Shot through with a meta conscience, “De noche…” turns on a highly disparate crew and cast shooting a sexually-souped costume drama in wooded hills. Suddenly, its director, Valentin disappears. Clodhopping local cops interview the crew, as Robin, the film’s DP and Valentin’s lover, travels to the Pacific-shore Mexico to fulfil a promise. 

Much of the interest – and fun – of “Todos los gatos son negros” come from its constant bucking of traditional filmmaking cannons and so audience expectations.  

Taking its cue from “Lady Chatterley’s Lover,” the film being shot is period, but an exultation of sexuality, here of the whatever-turns-you-on variety, with Valentin himself a foot and finger fetiche. 

“The boundaries between the film-within-the-film and the narration from a bird’s eye view are intentionally blurred,” Merz has said. “Along with its playful approach to fiction and narration, the film erases the classical boundary between those behind and in front of the camera,” he added.

So Merz plays what he claims is a more exciting but not always complimentary version of himself, who, as he notes, takes advantage of his power as a director to have several liaisons outside his life-defining relationship with Robin. 

Often it’s difficult to know whether scenes are shots from the fiction film or on-set horseplay between the actors. Merz also holds takes so that they become non-fiction shots of actors reacting to their own performance in a movie.

Merz worked in Mexico as a typographer over 2007-09 just as Carlos Reygadas was tearing up the rulebook off filmmaking. Like Reygadas, “Todos los gatos” refuses to stick to main characters, suddenly dedicating a good stretch of the movie to two undertakers who seemed destined for just walk-on-roles.

This anti-hierarchy approach, as Merz describes it, also affected the film’s casting. “Todos los Gatos son Pardos,” he says, brings protagonists from different backgrounds together: Farmers from the Limousin region [of France], asylum seekers from Mauritania, actors from the world of ethical pornography, classically trained film and theater actors, as well as Muxhes from the Istmo de Tehuantepec region in Oaxaca, Mexico.

“I wanted to make a film about the big issues in my life: filmmaking, love, sex and death,” Merz says. 

Produced by Marie Lanne-Chesnot and Merz at his Swiss Andrea Film label, “De noche los gatos son pardos’” title quotes a Spanish saying: “At night, all cats are brown,” suggesting how it’s sometimes difficult to distinguish how things really are. The film turns very often on human confusion – though overridden in the final analysis by sentiment. 

For Merz, “the characters are all looking for something – and instead of finding it, they get lost.

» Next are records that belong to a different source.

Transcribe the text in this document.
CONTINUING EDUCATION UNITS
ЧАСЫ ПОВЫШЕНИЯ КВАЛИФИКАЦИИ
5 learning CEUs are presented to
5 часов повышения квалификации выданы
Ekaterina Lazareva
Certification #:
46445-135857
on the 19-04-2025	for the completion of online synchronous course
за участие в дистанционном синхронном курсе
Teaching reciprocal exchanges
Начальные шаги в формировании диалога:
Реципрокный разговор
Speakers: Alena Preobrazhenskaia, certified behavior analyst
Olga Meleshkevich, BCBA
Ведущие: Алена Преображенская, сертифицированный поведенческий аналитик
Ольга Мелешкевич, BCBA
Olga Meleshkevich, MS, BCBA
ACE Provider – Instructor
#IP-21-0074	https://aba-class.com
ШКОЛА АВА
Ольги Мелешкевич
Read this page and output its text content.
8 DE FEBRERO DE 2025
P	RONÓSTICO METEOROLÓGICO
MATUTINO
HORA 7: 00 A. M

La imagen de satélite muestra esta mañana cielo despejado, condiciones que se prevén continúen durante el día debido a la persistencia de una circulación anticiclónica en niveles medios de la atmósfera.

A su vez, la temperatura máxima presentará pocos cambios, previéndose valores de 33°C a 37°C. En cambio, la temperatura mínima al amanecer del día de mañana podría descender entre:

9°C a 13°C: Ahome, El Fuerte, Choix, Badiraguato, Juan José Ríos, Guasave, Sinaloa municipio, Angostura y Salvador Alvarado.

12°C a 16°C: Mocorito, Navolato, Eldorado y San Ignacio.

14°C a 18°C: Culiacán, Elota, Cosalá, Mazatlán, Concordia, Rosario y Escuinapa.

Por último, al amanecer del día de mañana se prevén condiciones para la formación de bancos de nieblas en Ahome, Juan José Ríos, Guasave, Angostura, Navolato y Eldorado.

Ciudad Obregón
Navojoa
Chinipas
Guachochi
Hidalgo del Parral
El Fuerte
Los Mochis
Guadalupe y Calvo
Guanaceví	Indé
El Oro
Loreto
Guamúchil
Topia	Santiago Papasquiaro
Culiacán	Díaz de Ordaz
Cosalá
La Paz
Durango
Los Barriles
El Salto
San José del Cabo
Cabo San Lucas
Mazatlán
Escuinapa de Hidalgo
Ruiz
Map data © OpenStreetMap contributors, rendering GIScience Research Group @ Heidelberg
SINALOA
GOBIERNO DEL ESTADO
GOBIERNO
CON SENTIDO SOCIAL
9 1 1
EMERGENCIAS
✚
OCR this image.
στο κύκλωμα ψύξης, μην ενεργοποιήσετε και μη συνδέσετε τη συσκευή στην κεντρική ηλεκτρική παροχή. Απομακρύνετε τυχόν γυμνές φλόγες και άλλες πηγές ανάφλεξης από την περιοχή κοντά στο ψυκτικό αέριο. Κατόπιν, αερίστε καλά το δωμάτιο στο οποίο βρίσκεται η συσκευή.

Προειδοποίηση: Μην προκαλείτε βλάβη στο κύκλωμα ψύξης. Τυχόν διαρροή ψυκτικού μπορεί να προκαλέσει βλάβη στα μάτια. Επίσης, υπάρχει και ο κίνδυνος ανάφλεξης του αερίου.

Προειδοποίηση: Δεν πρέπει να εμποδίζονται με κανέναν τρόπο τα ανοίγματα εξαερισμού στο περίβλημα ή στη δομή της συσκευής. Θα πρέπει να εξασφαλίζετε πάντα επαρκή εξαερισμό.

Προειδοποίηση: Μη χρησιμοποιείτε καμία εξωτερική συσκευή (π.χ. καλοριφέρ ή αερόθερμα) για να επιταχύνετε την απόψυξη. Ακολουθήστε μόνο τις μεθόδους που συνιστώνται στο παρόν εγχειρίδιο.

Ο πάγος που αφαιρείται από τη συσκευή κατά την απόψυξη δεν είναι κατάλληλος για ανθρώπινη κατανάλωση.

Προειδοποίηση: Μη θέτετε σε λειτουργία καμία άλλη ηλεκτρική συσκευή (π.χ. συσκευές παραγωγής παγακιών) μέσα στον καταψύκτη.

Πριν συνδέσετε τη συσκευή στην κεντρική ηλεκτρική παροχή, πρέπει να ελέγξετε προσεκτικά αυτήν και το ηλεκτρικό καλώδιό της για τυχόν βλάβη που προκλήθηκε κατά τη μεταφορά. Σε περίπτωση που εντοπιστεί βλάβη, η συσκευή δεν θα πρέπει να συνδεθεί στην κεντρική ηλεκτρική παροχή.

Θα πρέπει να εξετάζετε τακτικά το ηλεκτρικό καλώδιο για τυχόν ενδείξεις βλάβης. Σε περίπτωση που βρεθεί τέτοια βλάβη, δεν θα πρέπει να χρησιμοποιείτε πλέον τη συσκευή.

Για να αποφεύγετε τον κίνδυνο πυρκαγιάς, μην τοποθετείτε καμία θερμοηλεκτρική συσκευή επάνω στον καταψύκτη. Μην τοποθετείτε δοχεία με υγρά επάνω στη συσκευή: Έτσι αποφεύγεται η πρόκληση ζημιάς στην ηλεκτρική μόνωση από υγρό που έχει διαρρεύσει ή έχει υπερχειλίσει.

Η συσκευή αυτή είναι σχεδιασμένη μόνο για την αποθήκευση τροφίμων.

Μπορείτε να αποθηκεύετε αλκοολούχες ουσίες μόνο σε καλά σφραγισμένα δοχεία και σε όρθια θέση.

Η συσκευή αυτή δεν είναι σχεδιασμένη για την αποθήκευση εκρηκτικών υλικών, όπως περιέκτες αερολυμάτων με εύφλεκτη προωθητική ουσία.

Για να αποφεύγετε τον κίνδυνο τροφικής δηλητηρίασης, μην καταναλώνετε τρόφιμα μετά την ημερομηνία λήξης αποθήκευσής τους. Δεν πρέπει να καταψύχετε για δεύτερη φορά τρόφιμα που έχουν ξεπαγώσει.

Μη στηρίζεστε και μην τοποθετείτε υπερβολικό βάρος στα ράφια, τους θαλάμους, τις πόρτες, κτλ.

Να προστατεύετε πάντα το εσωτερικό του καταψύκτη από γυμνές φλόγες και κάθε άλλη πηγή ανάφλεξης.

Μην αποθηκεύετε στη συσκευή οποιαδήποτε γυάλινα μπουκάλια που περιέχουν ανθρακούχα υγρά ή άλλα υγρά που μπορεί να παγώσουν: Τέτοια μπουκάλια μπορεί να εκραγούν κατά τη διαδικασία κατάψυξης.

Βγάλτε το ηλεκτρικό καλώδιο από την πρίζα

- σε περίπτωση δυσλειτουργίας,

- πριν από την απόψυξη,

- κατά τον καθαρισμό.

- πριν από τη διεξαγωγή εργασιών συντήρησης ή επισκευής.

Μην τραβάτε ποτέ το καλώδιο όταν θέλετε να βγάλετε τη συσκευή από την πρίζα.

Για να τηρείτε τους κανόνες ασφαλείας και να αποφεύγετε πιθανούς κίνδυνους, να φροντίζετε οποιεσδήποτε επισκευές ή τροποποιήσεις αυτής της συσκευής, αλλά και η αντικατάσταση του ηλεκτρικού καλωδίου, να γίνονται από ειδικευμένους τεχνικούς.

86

Valentin and the undertakers get lost in the monotonous, endless fir forest; Robin in the exuberant jungle; the policemen in their investigations….”

“I’ve been impressed watching Valentin’s movie already last year, when it took part in the First Look WIP Festival section,” Open Reel CEO Cosimo Santoro told Variety.

“When I saw the completed version early this year, I did not have any hesitation in wanting to acquire it as I got the confirmation of Valentin’s ability to mix different genres, to use citations and references, at the same time cultured and popular, and to model the artistic matter in an original, as well as personal, creative universe, so that watching ‘De noche los gatos son pardos’ became a tout-court artistic experience.”